Suppose I implement a supervised learning version of LSTM similar to this. Namely, I have these univariate time series data:
t Y
1 101
2 105
3 108
4 104
5 110
6 112
7 119
8 111
9 113
10 115
So Y at time 1 is 101, Y at time 2 is 105, etc.
The goal is to predict Y at time t+1 given Y at time t and t-1. That is, I can rearrange this data set to look like supervised learning:
Y_(t-1) Y_t Y_(t+1)
101 105 108
105 108 104
108 104 110
104 110 112
110 112 119
112 119 111
119 111 113
111 113 115
Notice here that each Y value from t=3 to t=10 (max) gets predicted only once.

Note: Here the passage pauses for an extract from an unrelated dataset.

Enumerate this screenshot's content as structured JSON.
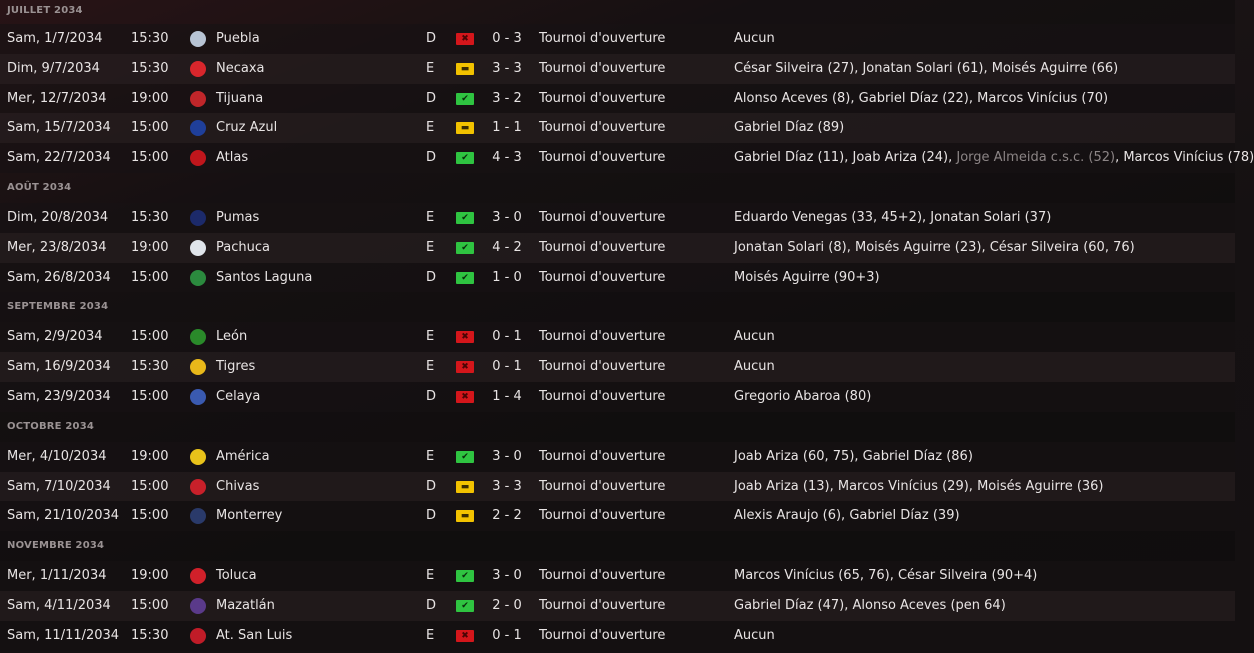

Now say I partitioned my data set into overlapping minibatches of size 5. We'll consider only the first two minibatches for simplicity:
t Y
1 101
2 105
3 108
4 104
5 110
2 105
3 108
4 104
5 110
6 112
I do the same trick of converting this to a supervised learning problem for each minibatch:
Y_(t-1) Y_t Y_(t+1)
101 105 108
105 108 104
108 104 110
Y_(t-1) Y_t Y_(t+1)
105 108 104
108 104 110
104 110 112
Notice: now two of the predictions from the first minibatch are repeated in the second minibatch.
I know that if I had wanted to have only one prediction per Y value, then I should have converted the entire dataset to supervised first and then created minibatches.
Questions:
Is this alternative approach incorrect? If so, why? If not, should I average the predictions, or is there another accepted way of combining the predictions from several time steps like this?
EDIT: I should mention that the learned parameters of the model are different for each position, even though the data points are the same. For example, the parameters that would be used to predict Y_(t+1) = 104 in minibatch 1 are different from the parameters that would be used to predict Y_(t+1) = 104 in minibatch 2.
EDIT 2: I'm thinking this approach isn't incorrect, just perhaps a little odd. It would be similar, in a way, to a bidirectional LSTM (reading the input backward and forward to increase the exposure of the network to the end points - i.e. boost the signal). This also boosts the signal, but perhaps increases the bias by quite a bit. Thoughts?